De Eerste Kamer ziet niets in invoering van de Omgevingswet per 1 januari 2024. De uitwerking vertoont nog teveel juridische en technische mankementen om nu al tot verantwoorde invoering over te gaan, vindt een meerderheid van de senatoren. Minister Hugo de Jonge ziet niets in uitstel.
Een meerderheid van de Eerste Kamer steunde dinsdagavond een motie van senator Saskia Kluit (GroenLinks-PvdA), waarin gesteld wordt dat overheden nog niet klaar zijn voor invoering en waarin de minister wordt opgeroepen om deze zorgen van de kamer zo snel mogelijk met de gemeenten en de provincies te bespreken.
Een sterk signaal, dat niet zomaar genegeerd kan worden, vindt Saskia Kluit. “Dit is een ongekende stap. Het is exceptioneel dat de Eerste Kamer met een motie terugkomt op een eerder besluit.” Dat besluit viel in maart, toen de Eerste Kamer instemde met invoering per 1 januari 2024. Kluit: “Maar de Eerste Kamer stemde in maart alleen in door toezeggingen die minister De Jonge had gedaan over oplossingen. Maar die zijn niet ingelost.”
Zo hebben de meeste gemeenten nog geen milieueffectrapportage (mer) voor hun omgevingsvisie, lukt het nog niet om de websites van de omgevingswet aan de toegankelijkheidseisen te laten voldoen en kunnen voornemens voor ruimtelijke plannen nog niet in het Digitaal Stelsel Omgevingswet worden gepubliceerd, waardoor vroege burgerparticipatie niet mogelijk is. “Al deze zaken waren voorwaardelijk voor de steun van de Kamer”, zegt Kluit.
De Jonge: geen uitstel Omgevingswet
Minister Hugo de Jonge heeft herhaaldelijk gezegd dat hij de invoering van de Omgevingswet niet nog eens wil uitstellen.
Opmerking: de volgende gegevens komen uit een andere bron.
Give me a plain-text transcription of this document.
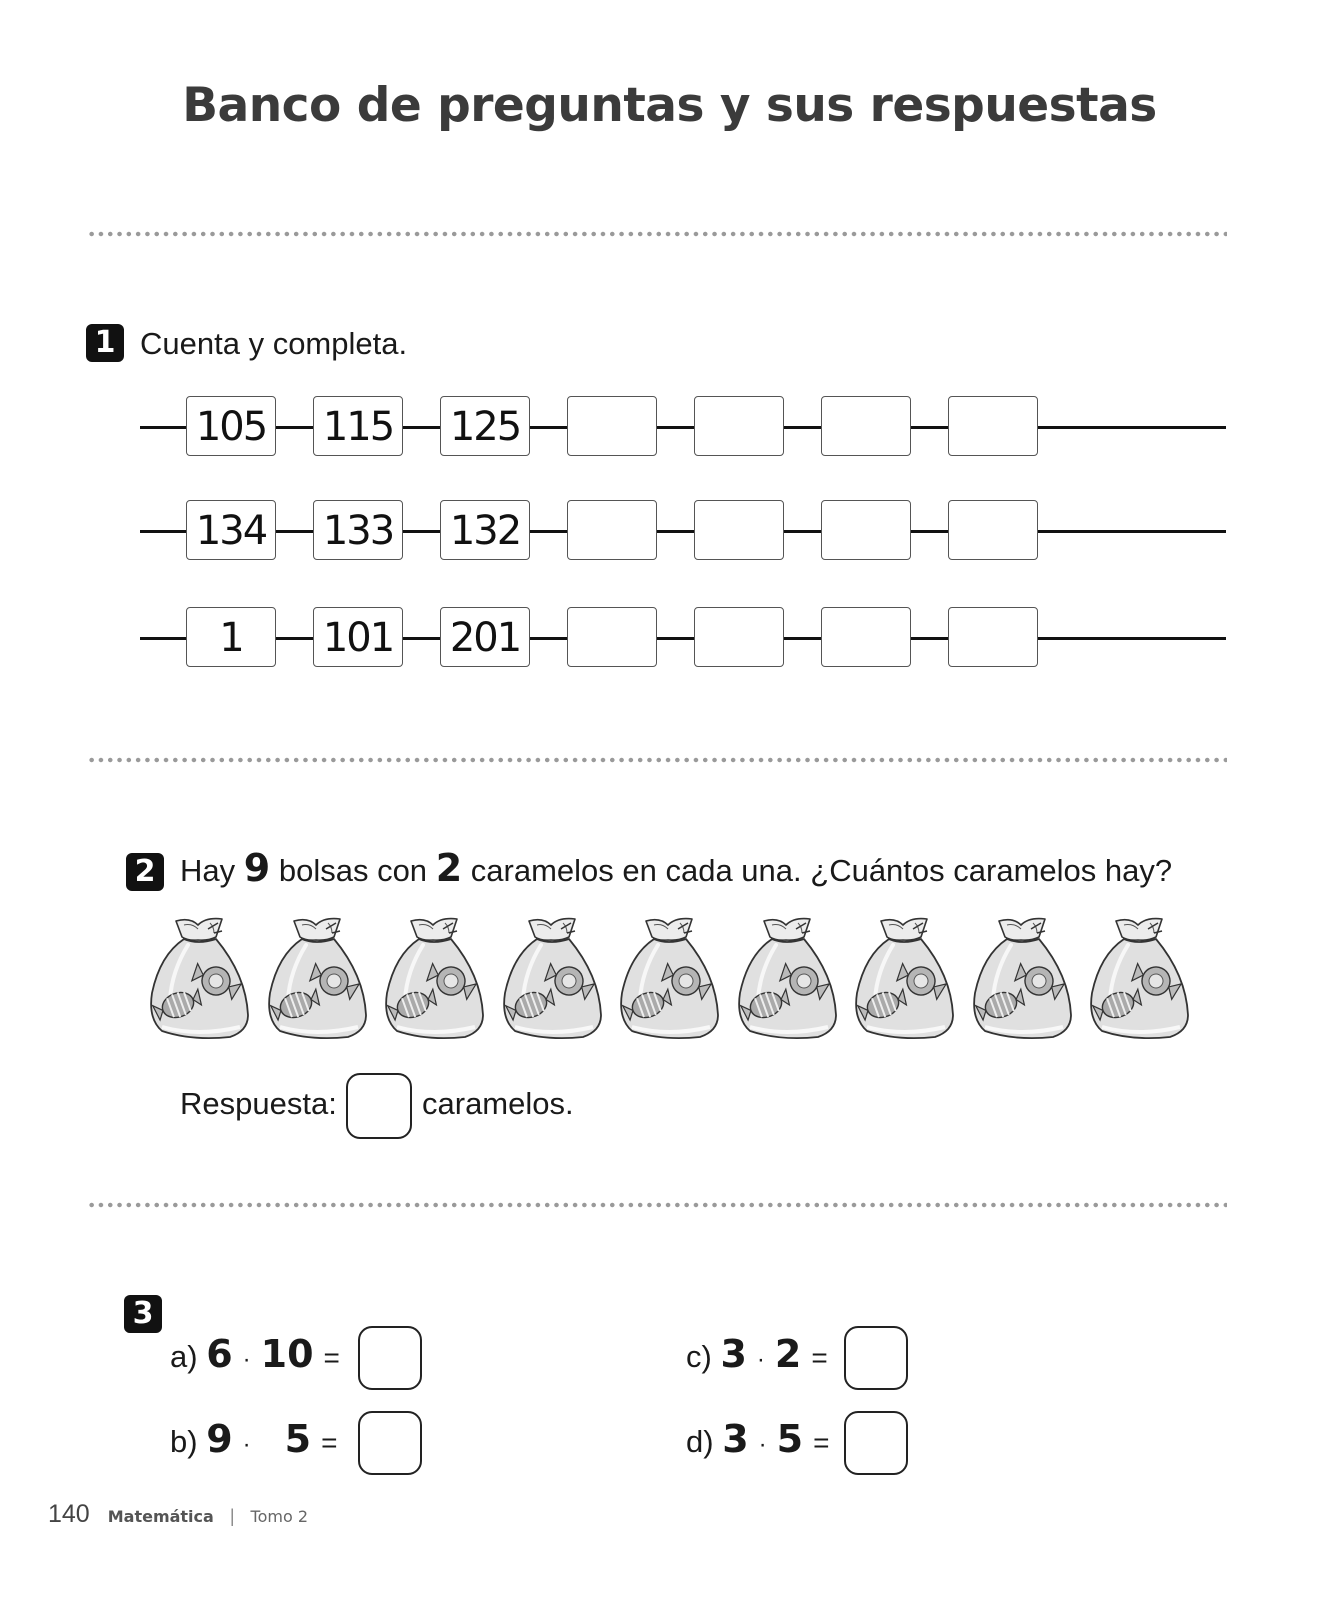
Banco de preguntas y sus respuestas
1 Cuenta y completa.
105 115 125
134 133 132
1	101 201
2 Hay 9 bolsas con 2 caramelos en cada una. ¿Cuántos caramelos hay?
Respuesta:	caramelos.
3
a) 6 · 10 =
b) 9 · 5 =
c) 3 · 2 =
d) 3 · 5 =
140 Matemática | Tomo 2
Ook in het debat afgelopen dinsdag was dat zijn standpunt. “In alle eerlijkheid: deze motie is onwerkbaar”, zo stelde hij, waarna hij de motie dan ook ontraadde.
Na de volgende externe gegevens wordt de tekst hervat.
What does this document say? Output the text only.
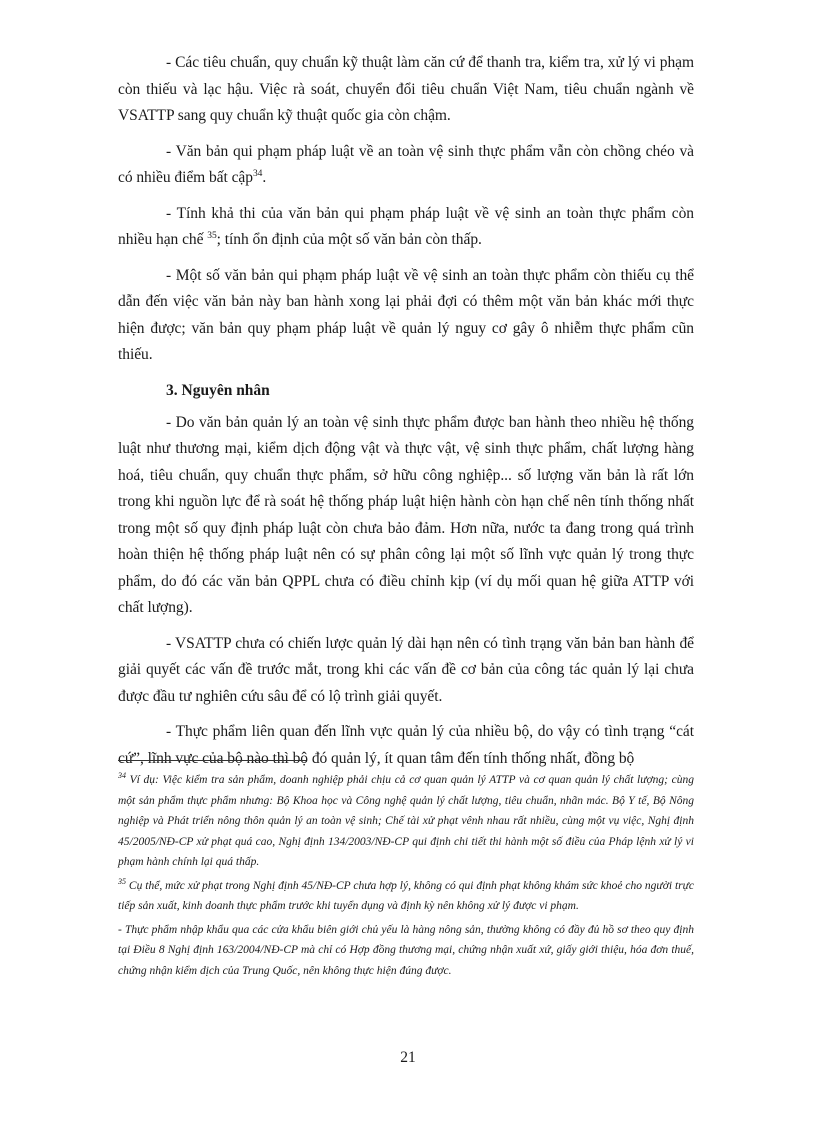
- Các tiêu chuẩn, quy chuẩn kỹ thuật làm căn cứ để thanh tra, kiểm tra, xử lý vi phạm còn thiếu và lạc hậu. Việc rà soát, chuyển đổi tiêu chuẩn Việt Nam, tiêu chuẩn ngành về VSATTP sang quy chuẩn kỹ thuật quốc gia còn chậm.

- Văn bản qui phạm pháp luật về an toàn vệ sinh thực phẩm vẫn còn chồng chéo và có nhiều điểm bất cập$^{34}$.

- Tính khả thi của văn bản qui phạm pháp luật về vệ sinh an toàn thực phẩm còn nhiều hạn chế $^{35}$; tính ổn định của một số văn bản còn thấp.

- Một số văn bản qui phạm pháp luật về vệ sinh an toàn thực phẩm còn thiếu cụ thể dẫn đến việc văn bản này ban hành xong lại phải đợi có thêm một văn bản khác mới thực hiện được; văn bản quy phạm pháp luật về quản lý nguy cơ gây ô nhiễm thực phẩm cũn thiếu.

3. Nguyên nhân

- Do văn bản quản lý an toàn vệ sinh thực phẩm được ban hành theo nhiều hệ thống luật như thương mại, kiểm dịch động vật và thực vật, vệ sinh thực phẩm, chất lượng hàng hoá, tiêu chuẩn, quy chuẩn thực phẩm, sở hữu công nghiệp... số lượng văn bản là rất lớn trong khi nguồn lực để rà soát hệ thống pháp luật hiện hành còn hạn chế nên tính thống nhất trong một số quy định pháp luật còn chưa bảo đảm. Hơn nữa, nước ta đang trong quá trình hoàn thiện hệ thống pháp luật nên có sự phân công lại một số lĩnh vực quản lý trong thực phẩm, do đó các văn bản QPPL chưa có điều chỉnh kịp (ví dụ mối quan hệ giữa ATTP với chất lượng).

- VSATTP chưa có chiến lược quản lý dài hạn nên có tình trạng văn bản ban hành để giải quyết các vấn đề trước mắt, trong khi các vấn đề cơ bản của công tác quản lý lại chưa được đầu tư nghiên cứu sâu để có lộ trình giải quyết.

- Thực phẩm liên quan đến lĩnh vực quản lý của nhiều bộ, do vậy có tình trạng “cát cứ”, lĩnh vực của bộ nào thì bộ đó quản lý, ít quan tâm đến tính thống nhất, đồng bộ

$^{34}$ Ví dụ: Việc kiểm tra sản phẩm, doanh nghiệp phải chịu cả cơ quan quản lý ATTP và cơ quan quản lý chất lượng; cùng một sản phẩm thực phẩm nhưng: Bộ Khoa học và Công nghệ quản lý chất lượng, tiêu chuẩn, nhãn mác. Bộ Y tế, Bộ Nông nghiệp và Phát triển nông thôn quản lý an toàn vệ sinh; Chế tài xử phạt vênh nhau rất nhiều, cùng một vụ việc, Nghị định 45/2005/NĐ-CP xử phạt quá cao, Nghị định 134/2003/NĐ-CP qui định chi tiết thi hành một số điều của Pháp lệnh xử lý vi phạm hành chính lại quá thấp.

$^{35}$ Cụ thể, mức xử phạt trong Nghị định 45/NĐ-CP chưa hợp lý, không có qui định phạt không khám sức khoẻ cho người trực tiếp sản xuất, kinh doanh thực phẩm trước khi tuyển dụng và định kỳ nên không xử lý được vi phạm.

- Thực phẩm nhập khẩu qua các cửa khẩu biên giới chủ yếu là hàng nông sản, thường không có đầy đủ hồ sơ theo quy định tại Điều 8 Nghị định 163/2004/NĐ-CP mà chỉ có Hợp đồng thương mại, chứng nhận xuất xứ, giấy giới thiệu, hóa đơn thuế, chứng nhận kiểm dịch của Trung Quốc, nên không thực hiện đúng được.

21
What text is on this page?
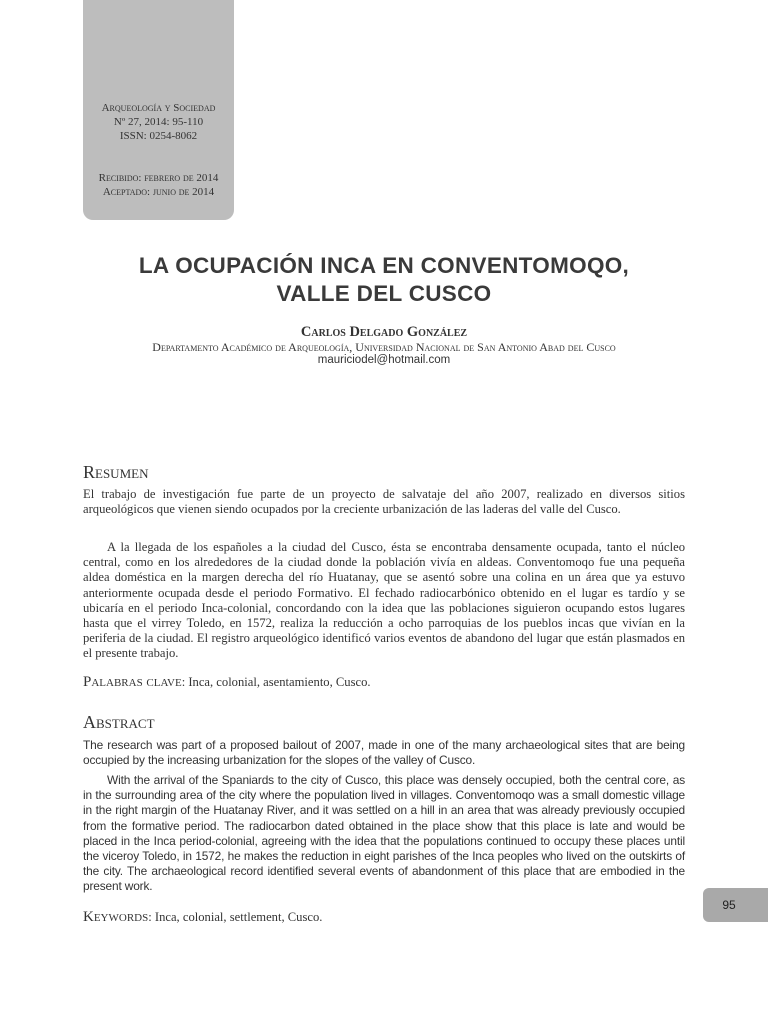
Arqueología y Sociedad
Nº 27, 2014: 95-110
ISSN: 0254-8062
Recibido: febrero de 2014
Aceptado: junio de 2014
LA OCUPACIÓN INCA EN CONVENTOMOQO,
VALLE DEL CUSCO
Carlos Delgado González
Departamento Académico de Arqueología, Universidad Nacional de San Antonio Abad del Cusco
mauriciodel@hotmail.com
Resumen

El trabajo de investigación fue parte de un proyecto de salvataje del año 2007, realizado en diversos sitios arqueológicos que vienen siendo ocupados por la creciente urbanización de las laderas del valle del Cusco.

A la llegada de los españoles a la ciudad del Cusco, ésta se encontraba densamente ocupada, tanto el núcleo central, como en los alrededores de la ciudad donde la población vivía en aldeas. Conventomoqo fue una pequeña aldea doméstica en la margen derecha del río Huatanay, que se asentó sobre una colina en un área que ya estuvo anteriormente ocupada desde el periodo Formativo. El fechado radiocarbónico obtenido en el lugar es tardío y se ubicaría en el periodo Inca-colonial, concordando con la idea que las poblaciones siguieron ocupando estos lugares hasta que el virrey Toledo, en 1572, realiza la reducción a ocho parroquias de los pueblos incas que vivían en la periferia de la ciudad. El registro arqueológico identificó varios eventos de abandono del lugar que están plasmados en el presente trabajo.

Palabras clave: Inca, colonial, asentamiento, Cusco.

Abstract

The research was part of a proposed bailout of 2007, made in one of the many archaeological sites that are being occupied by the increasing urbanization for the slopes of the valley of Cusco.

With the arrival of the Spaniards to the city of Cusco, this place was densely occupied, both the central core, as in the surrounding area of the city where the population lived in villages. Conventomoqo was a small domestic village in the right margin of the Huatanay River, and it was settled on a hill in an area that was already previously occupied from the formative period. The radiocarbon dated obtained in the place show that this place is late and would be placed in the Inca period-colonial, agreeing with the idea that the populations continued to occupy these places until the viceroy Toledo, in 1572, he makes the reduction in eight parishes of the Inca peoples who lived on the outskirts of the city. The archaeological record identified several events of abandonment of this place that are embodied in the present work.

Keywords: Inca, colonial, settlement, Cusco.

95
Het staat De Jonge vrij om de motie naast zich neer te leggen, maar volgens Kluit zou dat onverstandig zijn. “Ik zou dat cynisch vinden en het zou het vertrouwen in de bestuurlijke verhoudingen schaden. Het is niet niks dat de Eerste Kamer dit nu tegen de minister zegt. Ik hoop dat ook de decentrale overheden – die rond de invoering van de Omgevingswet op basis van gelijkwaardigheid opereren met het Rijk – nog eens oprecht gaan kijken of het wel verstandig is om 1 januari 2024 aan te houden.”
De vraag is of dit daadwerkelijk gaat gebeuren. In de Eerste Kamer zijn partijen die betwijfelen of dit wel de rol is die de Eerste Kamer hoort te pakken. In tegenstelling tot de voorstanders die menen dat de invoeringsdatum via een normaal Koninklijk Besluit zonder parlementaire betrokkenheid kan worden aangepast, zegt minister De Jonge dat een wettelijk besluit staatsrechtelijk niet zomaar ongedaan gemaakt kan worden. De Vereniging Nederlandse Gemeenten sluit zich daarbij aan.
Eventueel uitstel is onverantwoord, aldus een woordvoerder. “Alle aandacht en tijd moet nu op de invoering gericht zijn. We hebben daarbij ook gesteld dat nu, twee maanden voor inwerkingtreding, weer terugkomen op een genomen besluit onbezonnen is, omdat steeds andere signalen vanuit de landelijke politiek een negatief effect hebben op gemeenten, omdat ze twijfel zaaien over hun inzet.” De koepel voor provincies, het Interprovinciaal Overleg Provincies (IPO), staat minder stellig in de wedstrijd. Een woordvoerder laat weten te wachten met een reactie tot na het overleg met het Rijk, waarbij meespeelt in hoeverre eerdere zorgen van het IPO kunnen worden weggenomen.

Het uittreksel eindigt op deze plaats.